A series of very funny scenes serve as rest stops along the way as a building tension becomes a battle of wills between the free-spirited, laid back and annoying Crystal Fairy, and the neurotic, uptight and dictatorial Jamie. In the cheap guest house, where there’s only one room with four beds, Crystal Fairy cheerfully volunteers to sleep on the floor. When she emerges from the shower stark naked, the bemused Chilean men remain silent, but Jamie declares war.

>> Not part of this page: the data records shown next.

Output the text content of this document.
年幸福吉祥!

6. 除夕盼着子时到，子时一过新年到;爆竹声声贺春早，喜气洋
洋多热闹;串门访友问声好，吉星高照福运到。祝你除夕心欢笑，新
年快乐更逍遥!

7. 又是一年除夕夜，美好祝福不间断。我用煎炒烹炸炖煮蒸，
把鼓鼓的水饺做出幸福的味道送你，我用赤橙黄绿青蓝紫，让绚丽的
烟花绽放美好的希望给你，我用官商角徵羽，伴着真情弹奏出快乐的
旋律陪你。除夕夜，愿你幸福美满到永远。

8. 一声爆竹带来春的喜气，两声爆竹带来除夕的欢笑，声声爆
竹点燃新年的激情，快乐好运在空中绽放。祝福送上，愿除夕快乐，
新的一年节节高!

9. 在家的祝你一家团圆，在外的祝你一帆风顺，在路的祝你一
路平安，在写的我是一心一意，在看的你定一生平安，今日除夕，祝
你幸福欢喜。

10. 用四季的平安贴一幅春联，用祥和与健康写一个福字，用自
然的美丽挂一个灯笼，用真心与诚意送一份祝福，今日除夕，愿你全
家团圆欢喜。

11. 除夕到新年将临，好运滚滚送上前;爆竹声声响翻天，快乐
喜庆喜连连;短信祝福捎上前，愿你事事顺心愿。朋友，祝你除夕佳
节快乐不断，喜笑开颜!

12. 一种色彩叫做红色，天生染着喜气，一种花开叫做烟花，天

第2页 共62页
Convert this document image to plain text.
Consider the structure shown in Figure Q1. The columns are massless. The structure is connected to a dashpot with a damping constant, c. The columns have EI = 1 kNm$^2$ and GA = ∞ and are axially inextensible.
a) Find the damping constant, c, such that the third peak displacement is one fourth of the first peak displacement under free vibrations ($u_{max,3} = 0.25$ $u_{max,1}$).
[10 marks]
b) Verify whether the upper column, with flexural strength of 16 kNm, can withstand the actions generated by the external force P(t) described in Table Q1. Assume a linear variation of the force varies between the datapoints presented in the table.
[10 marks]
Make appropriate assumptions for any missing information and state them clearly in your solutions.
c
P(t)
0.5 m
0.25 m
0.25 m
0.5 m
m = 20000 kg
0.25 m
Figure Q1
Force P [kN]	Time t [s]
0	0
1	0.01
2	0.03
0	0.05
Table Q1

Gaby Hoffmann in Crystal Fairy & the Magical Cactus - Credit IMDB

Gaby Hoffmann in Crystal Fairy & the Magical Cactus

Gradually, our feelings change and as we discover the vulnerability of both Jamie and Crystal Fairy, and a shift in sympathy amongst the other three men.  A turning point close to the denouement, is, a testament to Silva’s talent, in a film full of surprises.

Crystal Fairy, who has lost her clothes in the dunes, runs to hide her nudity  from a motorist passing by. As he stops to hand her a long t-shirt and asks her for her name, Crystal Fairy’s transformation, though momentary, is as startling as it is revealing.

Michael Cera, who made a splash in Juno and in subsequent coming of age movies, has struggled to find his place in more adult roles as he’s no action hero or obvious ladies’ man.  This is his best role since Juno as he creates a modern version of the ugly American with humour and insight.

But everything in this film depends upon the casting of the eponymous heroine and here, Gaby Hoffman (You Can Count on Me, Field of Dreams, This is my Life, Sleepless in Seattle) – daughter of the Andy Warhol film star Viva who grew up in the famous Chelsea Hotel – adds a subtle complexity to a difficult role. She nails it.